議論で、相手の矛盾を衝くのも、相手の主張の根本にある價値觀の問題を衝くのも、どつちも相手の結論に「問題あり」と指摘するのが狙ひだが、それが相手に對する勝ち負けを決めるだけの爲なら「メールで言へば良い」と云ふのは意味のない指摘――相手が聞入れなければ「何の意味もない攻撃」に終るだけだ。
公開の場での議論が、その場での論者の勝ち負けを決めるなんて事の爲に行はれる筈のものでないのは、どの論者も解つてゐる事と思ふ。なぜなら、公開の場におけるありとあらゆる議論は、觀客・ウオッチャーにそれぞれの論者がアピールする爲に行はれるものだからだ。福田恆存は「ショー」と呼んだ。

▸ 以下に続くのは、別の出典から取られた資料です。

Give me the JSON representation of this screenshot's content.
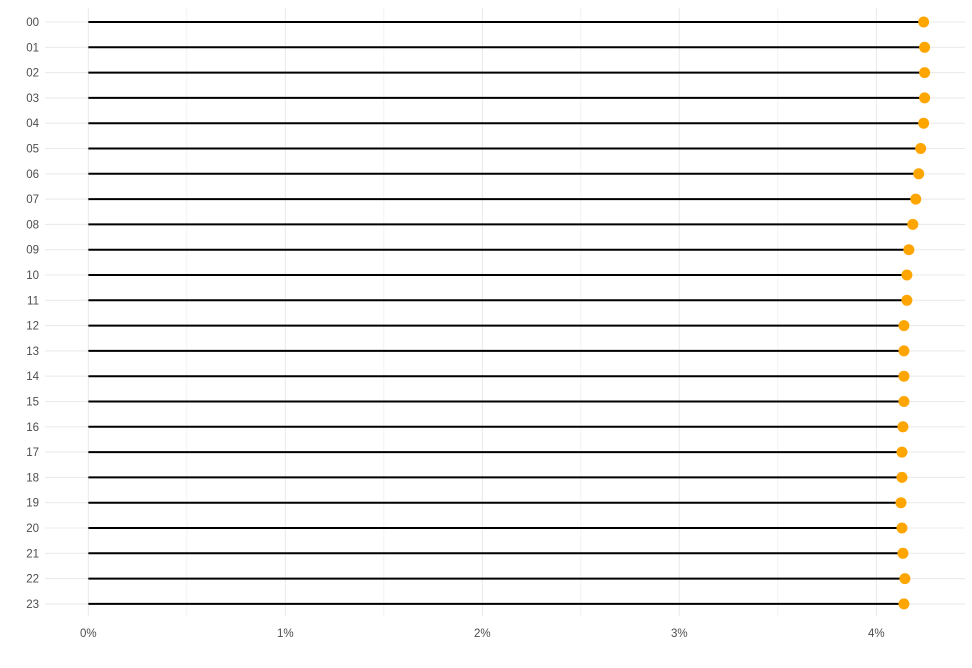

公開の場での議論はショーだ。しかし、觀客がゐるショーであつても、その觀客がその場での議論の勝ち負けを決める事で、勝敗が確定するものでもない。議論は、問題の檢討を、個人の中でやるのみならず、複數の人間でやる事で、より深く檢討する目的で行はれるものだ。
歌合での勝ち負けは、その場で決まる。平兼盛と壬生忠見の勝負は、その場では兼盛の勝ちとされた。しかし、後世の評價では、忠見の方が優れてゐるとされる。
議論の勝敗は、「その場の雰圍氣」でどつちの勝ちなんて事が言はれるけれども、第三者の評價、後世の評價、より研究が進んでからの評價……等々によつて、逆轉する事がある。
ウェゲナーは、大陸を移動させる力が何か説明出來なくて、その場の議論では敗北したさうだ。

右翼卒業

「私は以前、右翼でしたが、今は右翼をやめました、だから私の右翼批判は信頼出來るものです」みたいな事を言つてゐる人々は、野嵜が元左翼だと告白したら一聯の左翼論に説得力を認めて呉れるだらうか。